Using feature selection methods, we identified bacterial taxa that contributed to accurate BV diagnosis. The following feature selection methods were used to extract significant bacterial taxa: Gini Index, T-test, F-test, and Point Biserial (PB) Correlation. Both the p-value (PBsig) and correlation coefficient (PBcorr) of the PB Correlation were used to determine important features from this method. Results are only shown for the LR classifier since it was the best-performing model overall (Table 1).

Overall, the Gini Index method performed the best compared to other feature selection methods (Table 2). When examining model performance by ethnicity (Fig. 6, Supplementary Table 4), improvement in model performance varied for each ethnic group. For White and Black women, feature selection improved most predictive measures, although not statistically significant for most methods. In contrast, performance measures, specifically balanced accuracy and FNR, tended to degrade for women of Other ethnicities across all feature selection approaches. Overall, the PBcorr method tended to degrade most performance measures for each ethnic group.

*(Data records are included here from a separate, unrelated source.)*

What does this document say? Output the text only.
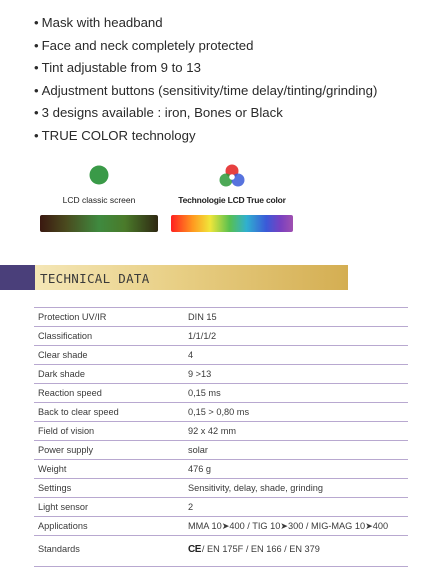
• Mask with headband
• Face and neck completely protected
• Tint adjustable from 9 to 13
• Adjustment buttons (sensitivity/time delay/tinting/grinding)
• 3 designs available : iron, Bones or Black
• TRUE COLOR technology
LCD classic screen	Technologie LCD True color
TECHNICAL DATA
Protection UV/IR	DIN 15
Classification	1/1/1/2
Clear shade	4
Dark shade	9 >13
Reaction speed	0,15 ms
Back to clear speed	0,15 > 0,80 ms
Field of vision	92 x 42 mm
Power supply	solar
Weight	476 g
Settings	Sensitivity, delay, shade, grinding
Light sensor	2
Applications	MMA 10➤400 / TIG 10➤300 / MIG-MAG 10➤400
Standards	CE/ EN 175F / EN 166 / EN 379
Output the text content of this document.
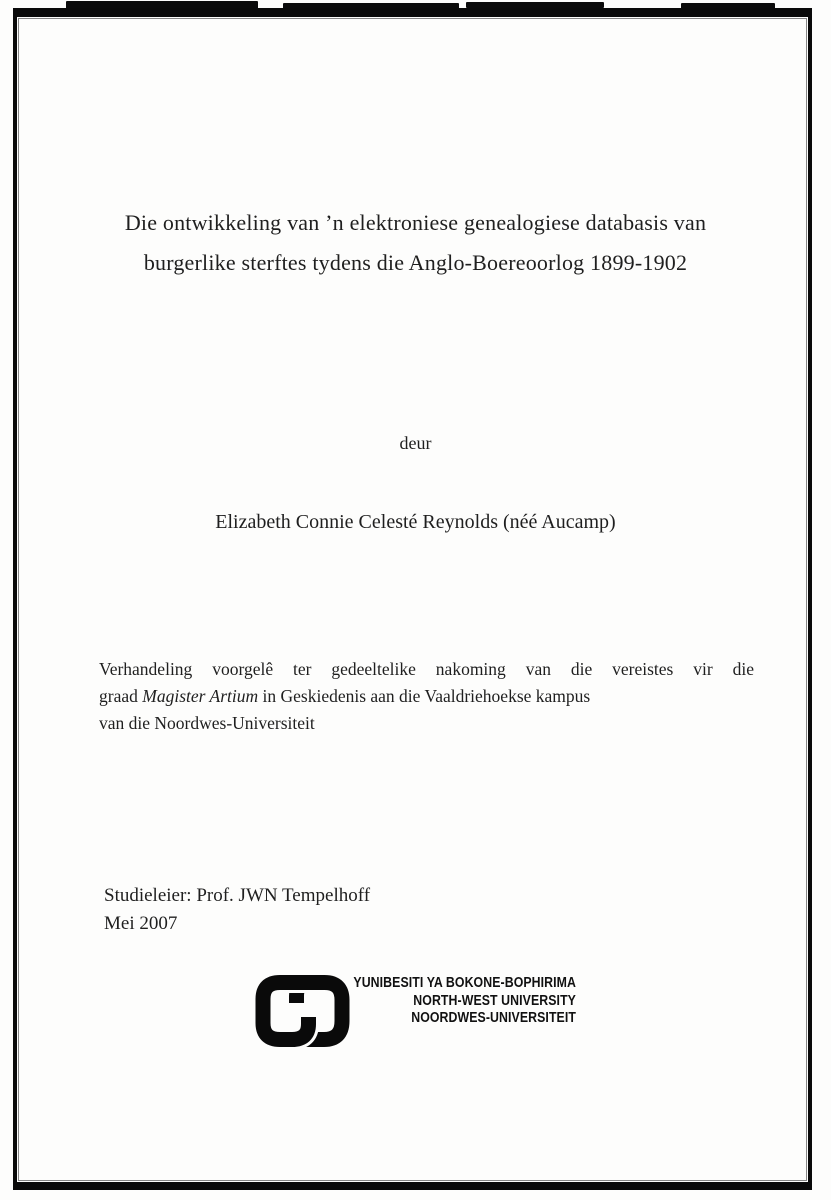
Die ontwikkeling van ’n elektroniese genealogiese databasis van
burgerlike sterftes tydens die Anglo-Boereoorlog 1899-1902
deur
Elizabeth Connie Celesté Reynolds (néé Aucamp)
Verhandeling voorgelê ter gedeeltelike nakoming van die vereistes vir die
graad Magister Artium in Geskiedenis aan die Vaaldriehoekse kampus
van die Noordwes-Universiteit
Studieleier: Prof. JWN Tempelhoff
Mei 2007
YUNIBESITI YA BOKONE-BOPHIRIMA
NORTH-WEST UNIVERSITY
NOORDWES-UNIVERSITEIT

Fig. 6: Model performance of LR classifier by ethnicity with and without feature selection.
figure 6

Conducted 10 stratified train-test runs (with nested grid search cross validation in each run). ad Boxplots showing the median, upper quartile, lower quartile, and outliers of balanced accuracy, area under precision-recall curve (AUPRC), false positive rate (FPR), and false negative rate (FNR).

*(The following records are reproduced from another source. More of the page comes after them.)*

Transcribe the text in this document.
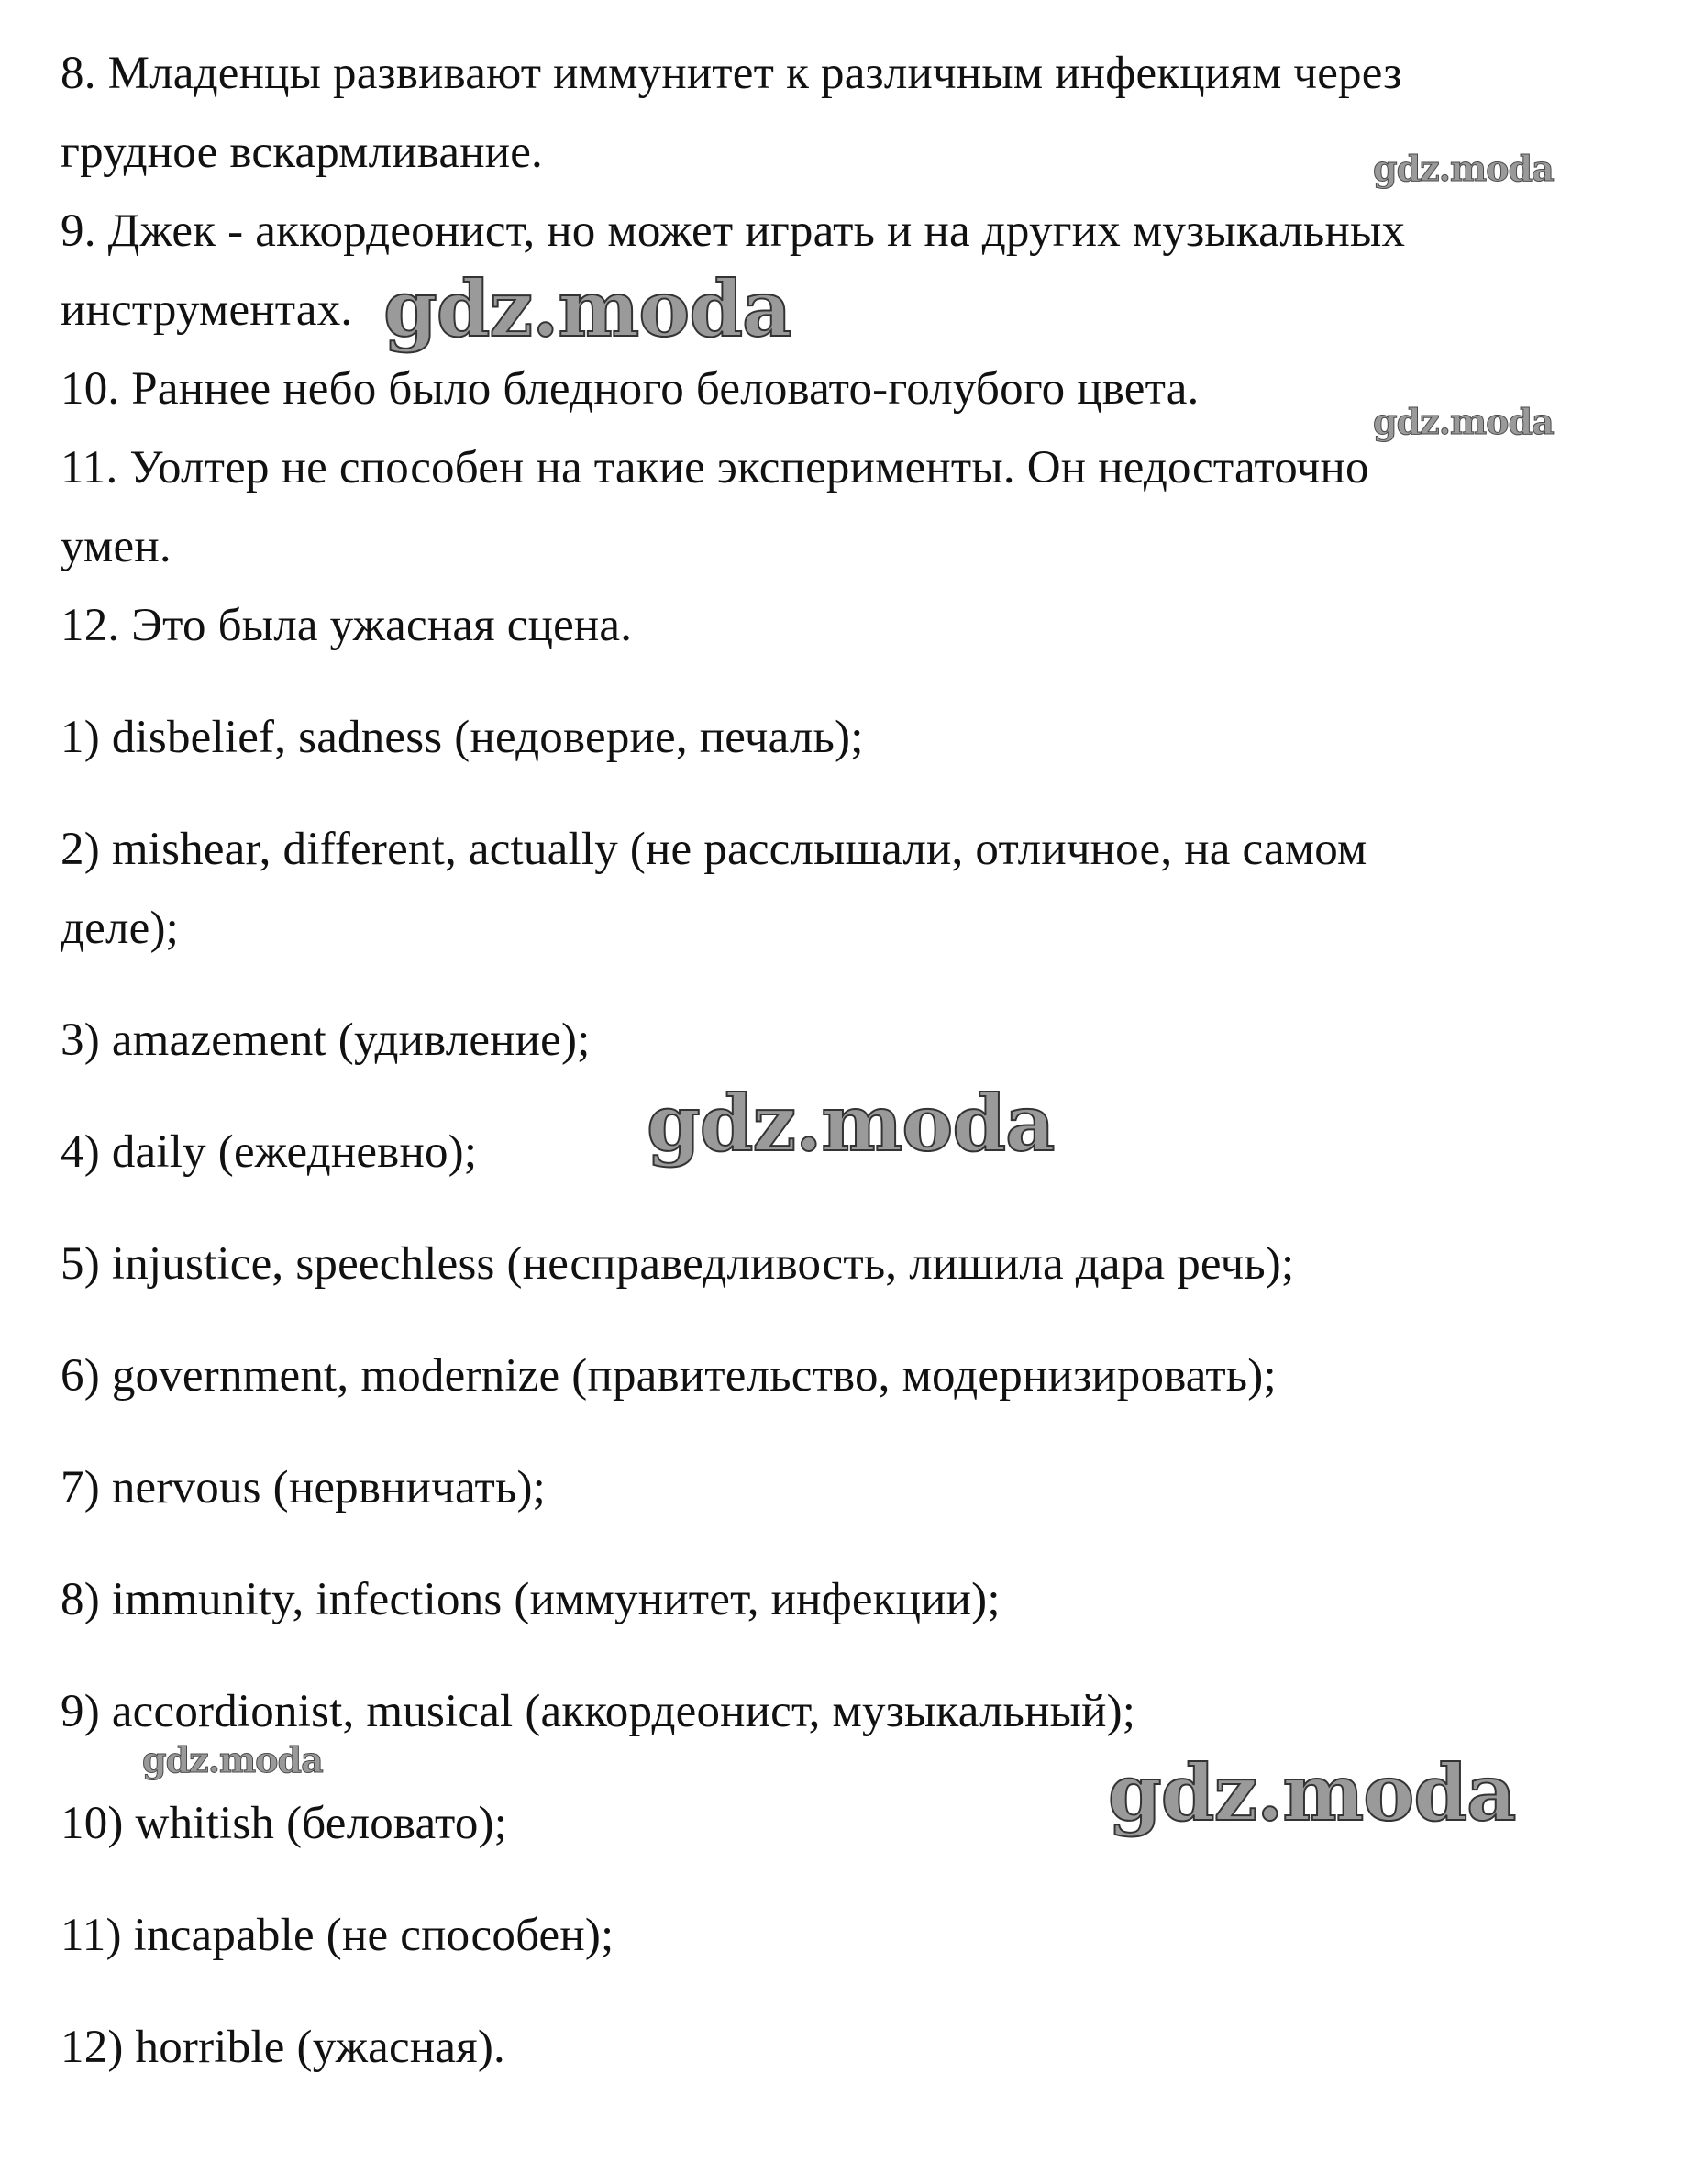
8. Младенцы развивают иммунитет к различным инфекциям через
грудное вскармливание.
9. Джек - аккордеонист, но может играть и на других музыкальных
инструментах.
10. Раннее небо было бледного беловато-голубого цвета.
11. Уолтер не способен на такие эксперименты. Он недостаточно
умен.
12. Это была ужасная сцена.
1) disbelief, sadness (недоверие, печаль);
2) mishear, different, actually (не расслышали, отличное, на самом
деле);
3) amazement (удивление);
4) daily (ежедневно);
5) injustice, speechless (несправедливость, лишила дара речь);
6) government, modernize (правительство, модернизировать);
7) nervous (нервничать);
8) immunity, infections (иммунитет, инфекции);
9) accordionist, musical (аккордеонист, музыкальный);
10) whitish (беловато);
11) incapable (не способен);
12) horrible (ужасная).
gdz.moda
gdz.moda
gdz.moda
gdz.moda
gdz.moda	gdz.moda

Table 2 Overall model performance with and without feature selection for LR model in terms of balanced accuracy (BACC), AUPRC, false positive rate (FPR), and false negative rate (FNR) with 95% confidence intervals

To further investigate how to improve equity in model performance, features identified as significant for BV diagnosis for each ethnic group were used to train ML models, independently, using the Gini Index method. Unique bacterial taxa were found in each ethnicity-specific subset for BV diagnosis (Fig. 7). Eggerthella sp. type 1 and Atopobium vaginae (Fannyhessea vaginae) were identified as most significant for BV diagnosis for White women in this cohort, corresponding to significant bacterial taxa identified for the entire cohort. In contrast, Gardnerella vaginalis and L. crispatus were found to be important predictors of BV for women of Other ethnicities. Dialister sp. Type 2 and Gardnerella vaginalis were highlighted as important bacterial taxa for BV diagnosis among Black women. Upon training the Logistic Regression (LR) model with feature sets corresponding to each ethnic group, we found that model performance degraded, except for FNR (Supplementary Fig. 1 and Supplementary Table 5). Using paired-ethnicity training or simplistic training (i.e., no feature selection nor ethnicity-specific training) tended to perform better for each ethnic group.

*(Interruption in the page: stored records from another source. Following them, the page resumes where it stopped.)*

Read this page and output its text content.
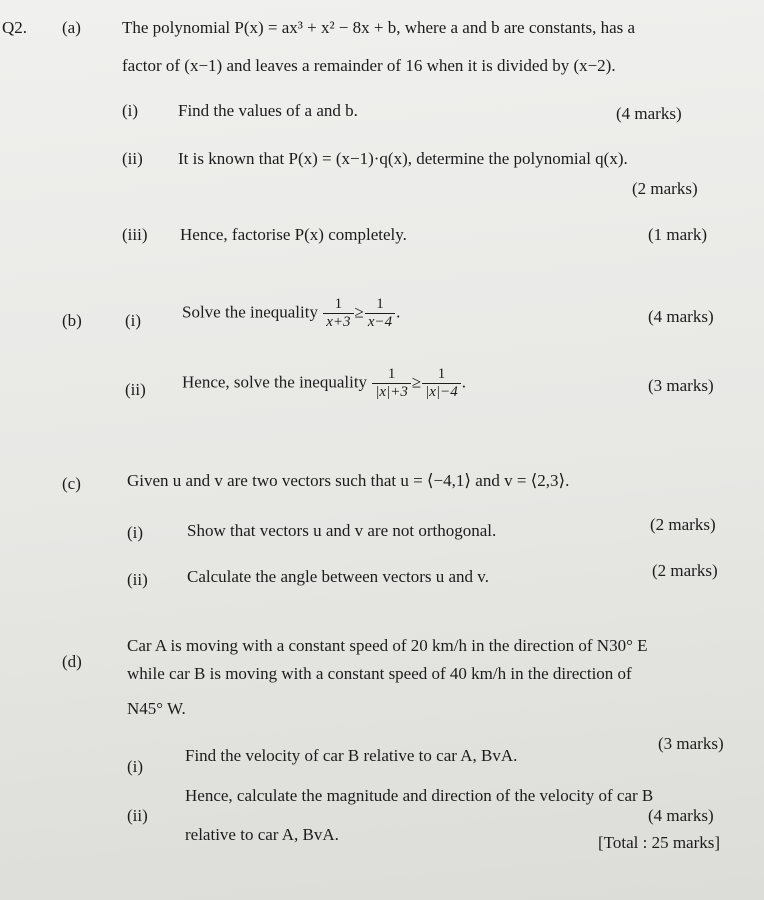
Q2. (a) The polynomial P(x) = ax³ + x² − 8x + b, where a and b are constants, has a
factor of (x−1) and leaves a remainder of 16 when it is divided by (x−2).
(i) Find the values of a and b.	(4 marks)
(ii) It is known that P(x) = (x−1)·q(x), determine the polynomial q(x).
(2 marks)
(iii) Hence, factorise P(x) completely.	(1 mark)
(b)	(i) Solve the inequality $\frac{1}{x+3} \ge \frac{1}{x-4}$ .	(4 marks)
(ii) Hence, solve the inequality $\frac{1}{|x|+3} \ge \frac{1}{|x|-4}$ .	(3 marks)
(c)	Given u and v are two vectors such that u = ⟨−4,1⟩ and v = ⟨2,3⟩.
(i)	Show that vectors u and v are not orthogonal.	(2 marks)
(ii) Calculate the angle between vectors u and v.	(2 marks)
(d)
Car A is moving with a constant speed of 20 km/h in the direction of N30° E
while car B is moving with a constant speed of 40 km/h in the direction of
N45° W.
(i)
Find the velocity of car B relative to car A, BvA.
(3 marks)
(ii)
Hence, calculate the magnitude and direction of the velocity of car B
relative to car A, BvA.
(4 marks)
[Total : 25 marks]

Fig. 7: Identification of significant bacterial taxa.
figure 7

The shared, top bacterial taxa indicative of BV identified using the Gini Index are provided overall and across each ethnic group.

Discussion

Accurate diagnosis of bacterial vaginosis (BV) involves an understanding of the complex interplay of microbial communities that exist in a dysbiotic state. Variations in the vaginal microbiome can complicate diagnostic accuracy; however, machine learning and AI-based tools offer innovative methodologies to analyze bacterial compositions in healthy and diseased states. Incorporating population-specific data enables the identification of weaknesses in the AI/ML pipeline (e.g., data generation, model development, model evaluation) by assessing predictive outcomes and key predictors for BV across varying demographic groups. Identification of understudied vaginal microbial communities, which have been shown to vary by race and ethnicity, provides a framework to gain mechanistic insights to answer these questions.

In this study, we evaluate four machine learning classifiers for BV prediction in a cohort of women tested for symptomatic BV. Model performance was comparable to prior analyses that used ML to diagnose women with asymptomatic BV using 16S rRNA sequencing data18,20,34,35. A recent study found disparity in accurate BV classification across ethnic groups within an asymptomatic cohort with predictive accuracy being the highest for White women and the lowest for Asian women18. Differences in model performances were attributed in part to the large variety of community state types seen across Asian women in the dataset10. In this cohort, we found that model performance was highest for White women and lowest for Black women (Fig. 4). This could be a result of the data not being separable by BV diagnosis for these groups or high CST III and IV types, resulting in model difficulty in discriminating between positive and negative samples.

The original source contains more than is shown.